Ceci est un extrait de l’article «L’avenir de la recherche» de Frank Howarth, publié à dans L’avenir des musées d’histoire naturelle, publié par Eric Dorfman.
Beaucoup de musées d’histoire naturelle de longue date du monde possèdent de vastes collections de matériaux créés par les peuples autochtones et, dans de nombreux cas, des collections de corps entiers et de parties de corps de ces peuples.
En Australie, en Nouvelle-Zélande, aux États-Unis et au Canada, des programmes actifs et étendus de rapatriement de restes humains ont été entrepris. Les progrès ont été beaucoup plus lents ou, dans de nombreux cas, inexistants en Europe de l’Est et de l’Ouest.
Les origines de ces collections sont aussi complexes que les origines de l’anthropologie et reflètent de nombreux facteurs à l’œuvre dans la construction des empires. Des objets ont été ajoutés à des collections anthropologiques ou ethnographiques pour un large éventail de raisons. Certains étaient esthétiquement attrayants pour un œil colonial occidental; d’autres étaient plus prosaïques et pratiques, y compris des objets de la vie quotidienne. D’autres encore étaient des armes ou des objets fétiches et rituels. Ces facteurs sont bien résumés dans l’introduction à Objects and Others (Stocking, 1988).

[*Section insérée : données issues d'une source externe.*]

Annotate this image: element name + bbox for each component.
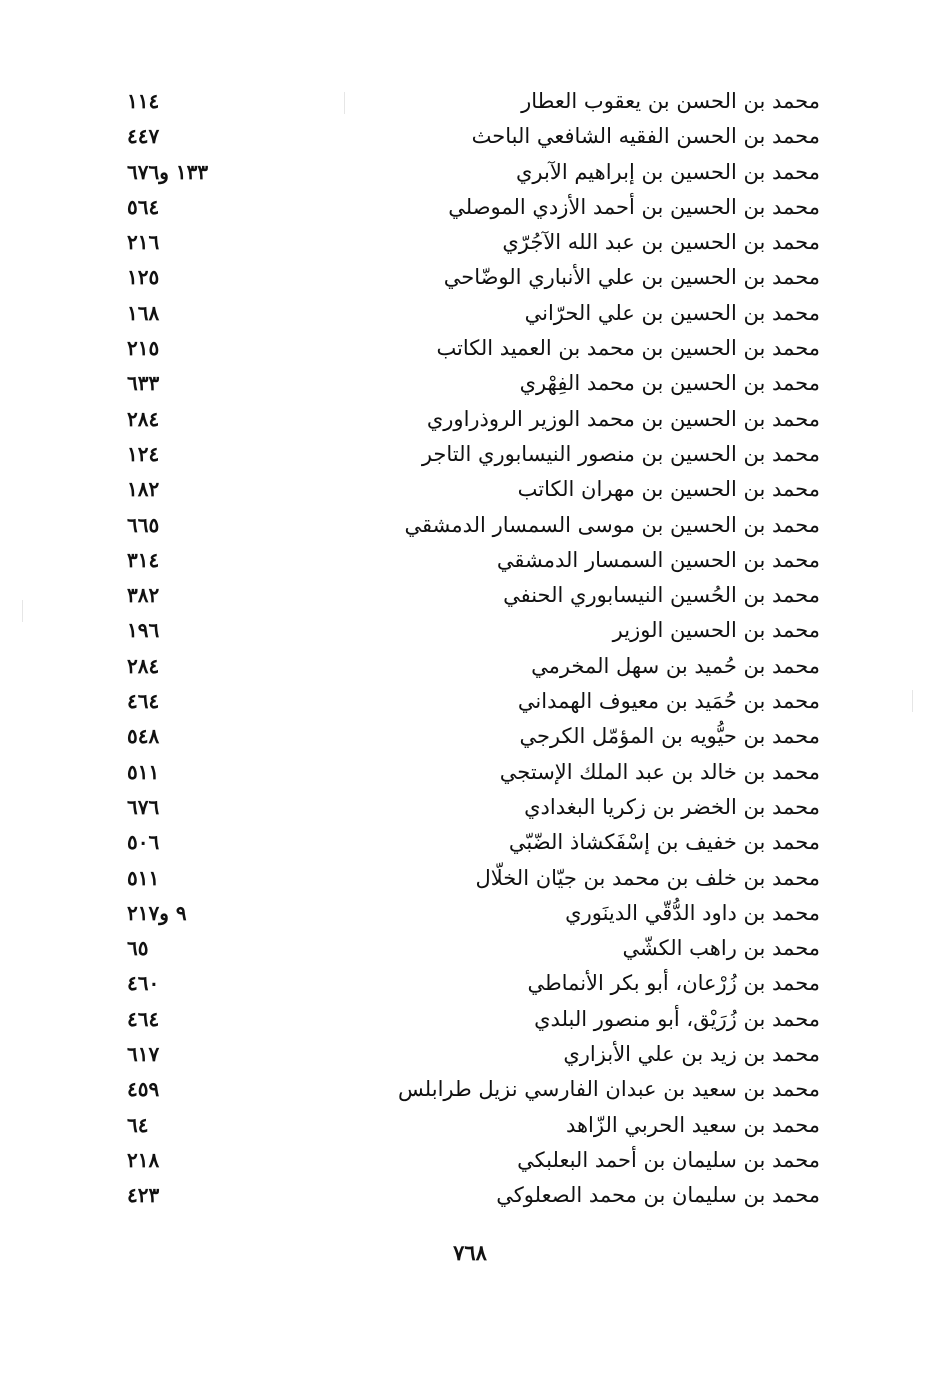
entry-name: محمد بن الحسين بن محمد بن العميد الكاتب — [436, 336, 820, 361]
index-entry — [110, 825, 820, 860]
index-entry — [110, 508, 820, 543]
index-entry — [110, 119, 820, 154]
entry-page-reference: ٢١٥ — [127, 336, 160, 361]
entry-page-reference: ٣١٤ — [127, 547, 160, 572]
index-entry — [110, 1108, 820, 1143]
index-entry — [110, 896, 820, 931]
index-entry — [110, 1072, 820, 1107]
entry-page-reference: ١١٤ — [127, 89, 160, 113]
entry-page-reference: ٣٨٢ — [127, 583, 160, 608]
entry-page-reference: ١٩٦ — [127, 618, 160, 643]
entry-name: محمد بن الحسين السمسار الدمشقي — [496, 547, 820, 572]
entry-page-reference: ٥٤٨ — [127, 724, 160, 749]
index-entry — [110, 755, 820, 790]
index-entry — [110, 437, 820, 472]
scan-mark — [344, 92, 345, 114]
index-entry — [110, 578, 820, 613]
index-entry — [110, 790, 820, 825]
entry-name: محمد بن خالد بن عبد الملك الإستجي — [499, 759, 820, 784]
index-entry — [110, 260, 820, 295]
index-entry — [110, 155, 820, 190]
entry-name: محمد بن الحسن بن يعقوب العطار — [521, 89, 820, 113]
entry-page-reference: ٦١٧ — [127, 1042, 160, 1067]
entry-page-reference: ٦٧٦ — [127, 794, 160, 819]
index-entry — [110, 1178, 820, 1213]
entry-page-reference: ٥٠٦ — [127, 830, 160, 855]
entry-name: محمد بن حُمَيد بن معيوف الهمداني — [517, 689, 820, 714]
entry-page-reference: ٤٤٧ — [127, 124, 160, 149]
entry-name: محمد بن سعيد بن عبدان الفارسي نزيل طرابلس — [398, 1077, 820, 1102]
entry-page-reference: ٢١٨ — [127, 1147, 160, 1172]
entry-page-reference: ٢٨٤ — [127, 406, 160, 431]
index-entry — [110, 296, 820, 331]
entry-name: محمد بن زُرْعان، أبو بكر الأنماطي — [527, 971, 820, 996]
index-entry — [110, 613, 820, 648]
entry-page-reference: ١٨٢ — [127, 477, 160, 502]
entry-name: محمد بن الخضر بن زكريا البغدادي — [524, 794, 820, 819]
entry-page-reference: ٢٨٤ — [127, 653, 160, 678]
index-entry — [110, 402, 820, 437]
index-entry — [110, 366, 820, 401]
index-entry — [110, 649, 820, 684]
entry-name: محمد بن حيُّويه بن المؤمّل الكرجي — [519, 724, 820, 749]
entry-page-reference: ٦٣٣ — [127, 371, 160, 396]
entry-name: محمد بن الحسين بن منصور النيسابوري التاجر — [421, 441, 820, 466]
entry-page-reference: ١٢٥ — [127, 265, 160, 290]
entry-name: محمد بن خفيف بن إسْفَكشاذ الضّبّي — [508, 830, 820, 855]
entry-name: محمد بن سليمان بن محمد الصعلوكي — [496, 1183, 820, 1208]
entry-page-reference: ٩ و٢١٧ — [127, 900, 187, 925]
entry-page-reference: ٦٤ — [127, 1112, 149, 1137]
entry-page-reference: ٦٦٥ — [127, 512, 160, 537]
entry-page-reference: ١٢٤ — [127, 441, 160, 466]
entry-name: محمد بن الحُسين النيسابوري الحنفي — [503, 583, 820, 608]
entry-name: محمد بن سليمان بن أحمد البعلبكي — [517, 1147, 820, 1172]
entry-name: محمد بن داود الدُّقّي الدينَوري — [565, 900, 820, 925]
index-entry — [110, 331, 820, 366]
entry-page-reference: ٢١٦ — [127, 230, 160, 255]
entry-name: محمد بن زُرَيْق، أبو منصور البلدي — [534, 1006, 820, 1031]
entry-page-reference: ٤٦٠ — [127, 971, 160, 996]
entry-name: محمد بن سعيد الحربي الزّاهد — [565, 1112, 820, 1137]
name-index-list — [110, 84, 820, 1214]
entry-name: محمد بن الحسين بن مهران الكاتب — [517, 477, 820, 502]
index-entry — [110, 543, 820, 578]
entry-page-reference: ١٦٨ — [127, 300, 160, 325]
entry-page-reference: ٥٦٤ — [127, 194, 160, 219]
index-entry — [110, 225, 820, 260]
entry-page-reference: ٤٦٤ — [127, 689, 160, 714]
entry-name: محمد بن الحسين بن عبد الله الآجُرّي — [502, 230, 820, 255]
entry-page-reference: ٥١١ — [127, 865, 160, 890]
entry-page-reference: ٤٦٤ — [127, 1006, 160, 1031]
index-entry — [110, 1002, 820, 1037]
entry-name: محمد بن راهب الكشّي — [622, 936, 820, 961]
scan-mark — [22, 600, 23, 622]
entry-name: محمد بن الحسين بن علي الحرّاني — [524, 300, 820, 325]
entry-name: محمد بن الحسين بن محمد الفِهْري — [519, 371, 820, 396]
entry-name: محمد بن الحسين بن أحمد الأزدي الموصلي — [448, 194, 820, 219]
index-entry — [110, 190, 820, 225]
index-entry — [110, 931, 820, 966]
index-entry — [110, 1037, 820, 1072]
index-entry — [110, 719, 820, 754]
entry-page-reference: ٥١١ — [127, 759, 160, 784]
index-entry — [110, 1143, 820, 1178]
scan-mark — [912, 690, 913, 712]
entry-page-reference: ٦٥ — [127, 936, 149, 961]
index-entry — [110, 472, 820, 507]
entry-name: محمد بن الحسين بن محمد الوزير الروذراوري — [426, 406, 820, 431]
index-entry — [110, 861, 820, 896]
entry-name: محمد بن الحسن الفقيه الشافعي الباحث — [471, 124, 820, 149]
entry-name: محمد بن الحسين بن إبراهيم الآبري — [515, 159, 820, 184]
entry-name: محمد بن حُميد بن سهل المخرمي — [531, 653, 820, 678]
index-entry — [110, 84, 820, 119]
index-entry — [110, 684, 820, 719]
entry-page-reference: ١٣٣ و٦٧٦ — [127, 159, 209, 184]
entry-page-reference: ٤٢٣ — [127, 1183, 160, 1208]
entry-name: محمد بن خلف بن محمد بن جيّان الخلّال — [475, 865, 820, 890]
entry-name: محمد بن الحسين بن علي الأنباري الوضّاحي — [443, 265, 820, 290]
page-number: ٧٦٨ — [453, 1240, 487, 1265]
entry-name: محمد بن الحسين الوزير — [612, 618, 820, 643]
index-entry — [110, 966, 820, 1001]
entry-page-reference: ٤٥٩ — [127, 1077, 160, 1102]
entry-name: محمد بن الحسين بن موسى السمسار الدمشقي — [404, 512, 820, 537]
entry-name: محمد بن زيد بن علي الأبزاري — [563, 1042, 820, 1067]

Dans la seconde moitié du XXe siècle, plusieurs développements ont commencé à défier l’orthodoxie anthropologique. Une grande partie de ceci a été associée aux demandes croissantes des peuples indigènes pour une plus grande voix dans ce qui est arrivé au matériel créé par eux et leurs ancêtres. Parallèlement à cela, il y avait des défis venant de l’anthropologie elle-même. Dans Australasian Science, l’anthropologue Kirrilly Thompson écrit de Bronislaw Malinowski, anthropologue polonais du début du vingtième siècle:
Les journaux personnels de Malinowski … montrent un homme qui lutte entre «nous et eux», entre l’ancien régime d’un racisme légitimant le colonialisme et affirmant la différence, et un nouveau régime mettant l’accent sur la similitude et la supériorité de chaque culture sur une autre. (Thompson, 2016)

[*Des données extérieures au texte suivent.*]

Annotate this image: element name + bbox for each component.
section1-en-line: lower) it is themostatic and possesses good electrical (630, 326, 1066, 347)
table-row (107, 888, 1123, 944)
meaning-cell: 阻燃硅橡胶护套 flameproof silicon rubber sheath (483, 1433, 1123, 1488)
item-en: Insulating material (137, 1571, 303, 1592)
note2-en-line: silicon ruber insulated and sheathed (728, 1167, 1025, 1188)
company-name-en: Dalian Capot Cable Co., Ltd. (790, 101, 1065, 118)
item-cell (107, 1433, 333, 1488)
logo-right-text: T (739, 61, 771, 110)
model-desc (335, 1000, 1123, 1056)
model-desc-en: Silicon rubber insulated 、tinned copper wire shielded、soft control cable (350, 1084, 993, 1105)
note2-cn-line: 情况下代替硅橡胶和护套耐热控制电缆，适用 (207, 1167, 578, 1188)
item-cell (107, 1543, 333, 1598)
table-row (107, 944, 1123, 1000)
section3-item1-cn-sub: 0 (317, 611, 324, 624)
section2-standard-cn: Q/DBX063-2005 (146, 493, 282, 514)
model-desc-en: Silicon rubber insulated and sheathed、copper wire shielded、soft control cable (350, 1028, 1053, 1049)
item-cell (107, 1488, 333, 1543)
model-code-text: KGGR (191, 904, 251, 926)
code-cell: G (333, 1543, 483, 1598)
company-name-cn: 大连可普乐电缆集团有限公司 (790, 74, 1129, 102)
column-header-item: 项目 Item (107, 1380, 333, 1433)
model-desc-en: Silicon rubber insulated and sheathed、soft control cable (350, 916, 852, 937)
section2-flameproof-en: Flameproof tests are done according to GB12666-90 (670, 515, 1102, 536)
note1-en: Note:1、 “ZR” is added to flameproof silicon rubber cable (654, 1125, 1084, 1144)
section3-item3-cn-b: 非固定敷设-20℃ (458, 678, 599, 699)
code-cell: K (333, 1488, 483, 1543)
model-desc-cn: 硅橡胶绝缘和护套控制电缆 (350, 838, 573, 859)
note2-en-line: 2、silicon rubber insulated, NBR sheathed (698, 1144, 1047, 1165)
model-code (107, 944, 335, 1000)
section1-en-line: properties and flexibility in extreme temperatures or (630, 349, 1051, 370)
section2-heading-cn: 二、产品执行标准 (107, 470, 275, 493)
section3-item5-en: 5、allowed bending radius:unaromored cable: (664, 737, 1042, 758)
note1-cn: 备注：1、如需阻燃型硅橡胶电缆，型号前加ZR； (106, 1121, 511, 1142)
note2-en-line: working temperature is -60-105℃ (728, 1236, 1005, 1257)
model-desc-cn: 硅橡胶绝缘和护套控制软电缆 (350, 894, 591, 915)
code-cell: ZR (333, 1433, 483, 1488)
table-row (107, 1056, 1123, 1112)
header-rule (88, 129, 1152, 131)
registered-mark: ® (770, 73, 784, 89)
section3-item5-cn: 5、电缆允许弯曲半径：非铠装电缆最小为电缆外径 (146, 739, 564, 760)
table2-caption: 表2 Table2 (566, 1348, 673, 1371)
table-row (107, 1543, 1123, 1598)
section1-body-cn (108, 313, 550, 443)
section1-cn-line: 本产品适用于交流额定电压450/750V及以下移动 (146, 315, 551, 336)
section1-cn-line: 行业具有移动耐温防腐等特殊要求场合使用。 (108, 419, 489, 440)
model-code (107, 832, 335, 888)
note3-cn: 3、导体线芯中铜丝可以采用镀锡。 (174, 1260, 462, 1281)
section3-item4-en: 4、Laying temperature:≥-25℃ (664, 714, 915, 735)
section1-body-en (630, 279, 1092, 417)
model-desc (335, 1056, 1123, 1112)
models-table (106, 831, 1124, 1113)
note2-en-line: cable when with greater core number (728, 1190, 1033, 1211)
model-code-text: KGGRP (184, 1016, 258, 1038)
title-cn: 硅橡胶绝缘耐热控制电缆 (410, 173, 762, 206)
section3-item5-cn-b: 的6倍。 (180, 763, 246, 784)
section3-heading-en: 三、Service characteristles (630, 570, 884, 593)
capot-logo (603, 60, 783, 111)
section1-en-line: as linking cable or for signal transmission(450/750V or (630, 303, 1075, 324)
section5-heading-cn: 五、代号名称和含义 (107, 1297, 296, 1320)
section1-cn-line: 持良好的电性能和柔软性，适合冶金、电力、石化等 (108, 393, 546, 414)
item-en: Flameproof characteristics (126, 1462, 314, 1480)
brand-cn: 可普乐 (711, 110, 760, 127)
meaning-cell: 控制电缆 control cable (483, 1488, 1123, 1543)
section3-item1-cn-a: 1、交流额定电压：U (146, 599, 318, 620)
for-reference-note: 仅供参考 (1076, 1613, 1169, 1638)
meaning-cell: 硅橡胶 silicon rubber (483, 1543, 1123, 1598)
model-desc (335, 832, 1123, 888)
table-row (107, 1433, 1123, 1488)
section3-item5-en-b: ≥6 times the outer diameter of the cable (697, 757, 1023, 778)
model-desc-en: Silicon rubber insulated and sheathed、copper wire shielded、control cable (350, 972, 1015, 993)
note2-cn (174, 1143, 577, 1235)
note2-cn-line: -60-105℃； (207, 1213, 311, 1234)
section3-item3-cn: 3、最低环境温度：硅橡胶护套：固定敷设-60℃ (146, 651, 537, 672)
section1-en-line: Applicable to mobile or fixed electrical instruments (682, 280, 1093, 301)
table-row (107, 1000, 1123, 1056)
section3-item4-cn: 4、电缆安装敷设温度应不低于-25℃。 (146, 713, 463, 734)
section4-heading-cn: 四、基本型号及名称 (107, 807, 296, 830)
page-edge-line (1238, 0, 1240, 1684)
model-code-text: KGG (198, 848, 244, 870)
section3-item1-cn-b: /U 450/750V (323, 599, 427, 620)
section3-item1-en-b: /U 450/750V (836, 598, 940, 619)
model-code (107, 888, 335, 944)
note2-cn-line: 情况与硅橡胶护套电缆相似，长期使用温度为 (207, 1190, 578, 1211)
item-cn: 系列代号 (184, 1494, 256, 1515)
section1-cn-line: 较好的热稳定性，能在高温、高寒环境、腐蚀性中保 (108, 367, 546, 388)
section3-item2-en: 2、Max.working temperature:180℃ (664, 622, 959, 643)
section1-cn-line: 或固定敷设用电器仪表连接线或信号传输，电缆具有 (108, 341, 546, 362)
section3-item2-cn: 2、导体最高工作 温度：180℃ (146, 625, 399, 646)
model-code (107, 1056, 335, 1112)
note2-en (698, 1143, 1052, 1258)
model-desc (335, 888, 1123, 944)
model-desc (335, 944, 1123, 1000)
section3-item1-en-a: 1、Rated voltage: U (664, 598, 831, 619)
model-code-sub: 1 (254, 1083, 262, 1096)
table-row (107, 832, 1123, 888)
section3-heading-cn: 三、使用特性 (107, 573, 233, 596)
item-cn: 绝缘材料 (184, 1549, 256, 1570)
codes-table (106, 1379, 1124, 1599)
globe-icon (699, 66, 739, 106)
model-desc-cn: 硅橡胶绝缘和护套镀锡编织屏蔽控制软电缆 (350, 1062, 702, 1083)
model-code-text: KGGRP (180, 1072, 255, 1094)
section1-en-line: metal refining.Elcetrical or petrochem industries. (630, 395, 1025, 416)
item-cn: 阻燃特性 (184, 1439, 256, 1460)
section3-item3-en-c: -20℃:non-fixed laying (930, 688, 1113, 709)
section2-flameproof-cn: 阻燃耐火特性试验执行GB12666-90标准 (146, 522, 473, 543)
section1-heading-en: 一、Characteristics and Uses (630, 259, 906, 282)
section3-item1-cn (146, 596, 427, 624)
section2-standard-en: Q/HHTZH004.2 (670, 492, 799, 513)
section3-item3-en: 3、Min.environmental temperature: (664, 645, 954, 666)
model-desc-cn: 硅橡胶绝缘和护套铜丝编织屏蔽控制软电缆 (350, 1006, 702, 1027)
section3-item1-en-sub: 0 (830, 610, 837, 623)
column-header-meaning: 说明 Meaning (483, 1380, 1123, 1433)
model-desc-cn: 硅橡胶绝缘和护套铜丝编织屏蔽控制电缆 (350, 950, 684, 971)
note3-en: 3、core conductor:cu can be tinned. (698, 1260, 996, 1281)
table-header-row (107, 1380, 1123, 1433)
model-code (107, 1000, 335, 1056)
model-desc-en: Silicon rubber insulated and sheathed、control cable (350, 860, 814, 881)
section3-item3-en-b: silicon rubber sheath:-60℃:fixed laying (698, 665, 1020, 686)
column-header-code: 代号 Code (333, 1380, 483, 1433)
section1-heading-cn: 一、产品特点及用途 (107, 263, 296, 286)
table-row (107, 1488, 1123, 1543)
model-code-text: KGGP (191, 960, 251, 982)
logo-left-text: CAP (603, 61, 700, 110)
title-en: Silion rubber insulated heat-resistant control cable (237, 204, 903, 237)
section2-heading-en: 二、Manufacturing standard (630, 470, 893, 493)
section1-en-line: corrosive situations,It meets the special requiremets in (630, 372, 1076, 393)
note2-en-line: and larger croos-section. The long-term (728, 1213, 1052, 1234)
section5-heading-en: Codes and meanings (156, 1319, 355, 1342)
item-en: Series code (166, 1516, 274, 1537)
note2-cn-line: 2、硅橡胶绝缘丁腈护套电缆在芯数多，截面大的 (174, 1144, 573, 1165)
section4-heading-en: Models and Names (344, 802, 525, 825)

Ces deux défis ont eu un impact significatif sur la recherche et les activités anthropologiques dans les musées d’histoire naturelle, notamment sur le rôle croissant des peuples autochtones dans la détermination de leur étude et la façon dont leur patrimoine culturel était traité et communiqué au monde entier.
Un facteur plus que tout autre semble façonner la future recherche muséale fondée sur la collection en anthropologie. C’est le changement de mentalité de certains musées qui ne considèrent plus le musée comme «propriétaire» des collections de la culture matérielle des peuples autochtones, mais plutôt comme des gardiens du matériel, principalement pour les communautés créatrices. et leurs descendants. Les gardiens ont des obligations différentes et plus grandes que les propriétaires. Le premier est l’obligation d’impliquer ces communautés de créateurs dans les décisions clés relatives à l’utilisation des collections, et les recherches qui y sont menées.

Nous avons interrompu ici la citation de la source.